One of the biggest mistakes I've seen Smalltalk groups make is to take a heavy, large-group, approach. One group I talked to had designers in the US, coders in India, and testers back in the US. There were well over a hundred involved. I heard later that when push came to shove, a small group of the designers did their own coding and testing and got it to run. I wasn't surprised.

In a large project, the big problems are communications between people. The language you use has little effect. Smalltalk makes the biggest difference on small projects, where people focus on communicating with each other and writing good code, and don't have to worry about writing everything down so that people in other time zones can read it. When used correctly, it can make a tremendous difference. I know of two projects that built similar systems in a similar time-frame, but one has 100 people and the other had a dozen.
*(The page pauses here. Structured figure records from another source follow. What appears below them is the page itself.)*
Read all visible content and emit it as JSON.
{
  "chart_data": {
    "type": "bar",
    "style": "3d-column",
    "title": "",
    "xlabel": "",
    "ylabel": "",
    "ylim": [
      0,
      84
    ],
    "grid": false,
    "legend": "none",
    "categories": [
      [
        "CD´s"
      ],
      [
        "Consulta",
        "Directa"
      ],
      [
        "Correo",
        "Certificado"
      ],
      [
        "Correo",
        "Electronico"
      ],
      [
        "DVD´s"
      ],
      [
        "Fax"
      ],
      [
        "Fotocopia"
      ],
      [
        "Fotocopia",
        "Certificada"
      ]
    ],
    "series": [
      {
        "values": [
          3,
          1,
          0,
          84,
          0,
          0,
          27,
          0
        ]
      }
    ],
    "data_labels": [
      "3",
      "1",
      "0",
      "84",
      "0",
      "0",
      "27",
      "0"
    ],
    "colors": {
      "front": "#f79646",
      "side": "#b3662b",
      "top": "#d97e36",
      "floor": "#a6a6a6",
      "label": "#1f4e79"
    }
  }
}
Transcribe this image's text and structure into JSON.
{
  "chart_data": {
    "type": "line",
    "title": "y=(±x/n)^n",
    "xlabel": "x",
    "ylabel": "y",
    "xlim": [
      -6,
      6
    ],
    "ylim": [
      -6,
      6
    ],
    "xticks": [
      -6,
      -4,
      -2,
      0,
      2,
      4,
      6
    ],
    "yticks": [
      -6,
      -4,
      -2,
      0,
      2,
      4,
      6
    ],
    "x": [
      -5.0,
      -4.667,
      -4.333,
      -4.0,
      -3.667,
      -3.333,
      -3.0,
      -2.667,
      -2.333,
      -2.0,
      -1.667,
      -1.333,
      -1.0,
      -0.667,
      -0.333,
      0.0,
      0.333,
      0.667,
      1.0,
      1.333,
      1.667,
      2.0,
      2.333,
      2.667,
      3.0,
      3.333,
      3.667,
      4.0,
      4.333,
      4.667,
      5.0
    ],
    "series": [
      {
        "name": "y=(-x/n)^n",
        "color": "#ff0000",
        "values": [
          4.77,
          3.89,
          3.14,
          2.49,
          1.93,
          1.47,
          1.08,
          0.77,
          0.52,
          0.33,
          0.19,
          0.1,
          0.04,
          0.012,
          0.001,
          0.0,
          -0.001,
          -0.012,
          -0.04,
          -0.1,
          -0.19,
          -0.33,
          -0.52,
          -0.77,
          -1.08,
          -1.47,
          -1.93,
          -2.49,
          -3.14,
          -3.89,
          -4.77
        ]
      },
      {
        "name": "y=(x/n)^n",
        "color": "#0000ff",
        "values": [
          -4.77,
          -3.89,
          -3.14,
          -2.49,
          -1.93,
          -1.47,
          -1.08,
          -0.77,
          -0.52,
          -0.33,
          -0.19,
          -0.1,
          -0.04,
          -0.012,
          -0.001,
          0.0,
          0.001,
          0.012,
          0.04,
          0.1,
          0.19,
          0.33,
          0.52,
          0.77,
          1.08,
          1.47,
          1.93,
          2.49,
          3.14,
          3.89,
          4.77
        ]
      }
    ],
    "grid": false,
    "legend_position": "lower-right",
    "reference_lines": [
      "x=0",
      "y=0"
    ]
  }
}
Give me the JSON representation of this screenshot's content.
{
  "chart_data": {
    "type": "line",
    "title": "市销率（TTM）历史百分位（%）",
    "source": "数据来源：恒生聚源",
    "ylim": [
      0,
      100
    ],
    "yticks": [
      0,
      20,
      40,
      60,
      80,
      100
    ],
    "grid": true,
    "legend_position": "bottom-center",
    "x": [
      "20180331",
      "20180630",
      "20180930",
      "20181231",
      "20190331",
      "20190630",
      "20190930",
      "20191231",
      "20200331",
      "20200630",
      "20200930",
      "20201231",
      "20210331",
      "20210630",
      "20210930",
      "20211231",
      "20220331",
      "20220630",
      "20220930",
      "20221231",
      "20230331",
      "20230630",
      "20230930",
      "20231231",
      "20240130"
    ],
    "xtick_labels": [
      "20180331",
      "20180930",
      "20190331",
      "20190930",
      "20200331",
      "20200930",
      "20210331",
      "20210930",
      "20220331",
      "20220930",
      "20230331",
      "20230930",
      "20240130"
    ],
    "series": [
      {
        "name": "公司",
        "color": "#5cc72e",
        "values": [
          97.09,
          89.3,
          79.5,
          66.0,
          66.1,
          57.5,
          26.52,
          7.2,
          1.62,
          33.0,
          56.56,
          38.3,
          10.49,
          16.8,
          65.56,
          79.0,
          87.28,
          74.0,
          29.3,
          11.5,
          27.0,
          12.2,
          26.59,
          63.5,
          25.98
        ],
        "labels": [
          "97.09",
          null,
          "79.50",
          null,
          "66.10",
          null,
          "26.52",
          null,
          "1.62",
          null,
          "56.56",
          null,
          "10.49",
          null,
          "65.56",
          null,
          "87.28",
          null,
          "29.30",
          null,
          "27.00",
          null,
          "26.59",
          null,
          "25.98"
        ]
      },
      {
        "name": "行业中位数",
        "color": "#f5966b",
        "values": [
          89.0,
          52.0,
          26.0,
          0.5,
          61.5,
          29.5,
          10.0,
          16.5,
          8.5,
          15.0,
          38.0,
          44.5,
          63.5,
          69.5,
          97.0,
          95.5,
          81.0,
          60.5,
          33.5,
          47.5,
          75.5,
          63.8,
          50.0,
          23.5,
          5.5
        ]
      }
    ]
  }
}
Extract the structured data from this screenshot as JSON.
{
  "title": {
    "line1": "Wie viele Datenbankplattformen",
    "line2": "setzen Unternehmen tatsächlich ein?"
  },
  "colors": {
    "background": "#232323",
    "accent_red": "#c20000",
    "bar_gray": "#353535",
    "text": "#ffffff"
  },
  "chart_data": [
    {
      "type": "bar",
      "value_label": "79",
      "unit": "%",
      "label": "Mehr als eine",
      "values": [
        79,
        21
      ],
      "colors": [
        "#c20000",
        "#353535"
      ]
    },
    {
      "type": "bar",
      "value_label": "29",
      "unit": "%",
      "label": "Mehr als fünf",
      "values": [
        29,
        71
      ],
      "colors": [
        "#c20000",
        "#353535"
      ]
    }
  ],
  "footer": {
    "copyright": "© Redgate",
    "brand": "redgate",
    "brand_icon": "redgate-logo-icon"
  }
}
From what I can tell, the large group had at least a dozen people at least as good as anybody on the other team. They were slowed down by communication overhead.

To me, XP seems like the perfect software development method for Smalltalk. It doesn't seem to scale, but everything has its limits, including Smalltalk.

XP prevents many of the errors I have seen Smalltalk developers fall into, including analysis paralysis, being too smart and building something too complicated, and treating Smalltalk like OO Cobol.

I think that Smalltalk would have been even more successful than it was if XP had been written down ten years ago.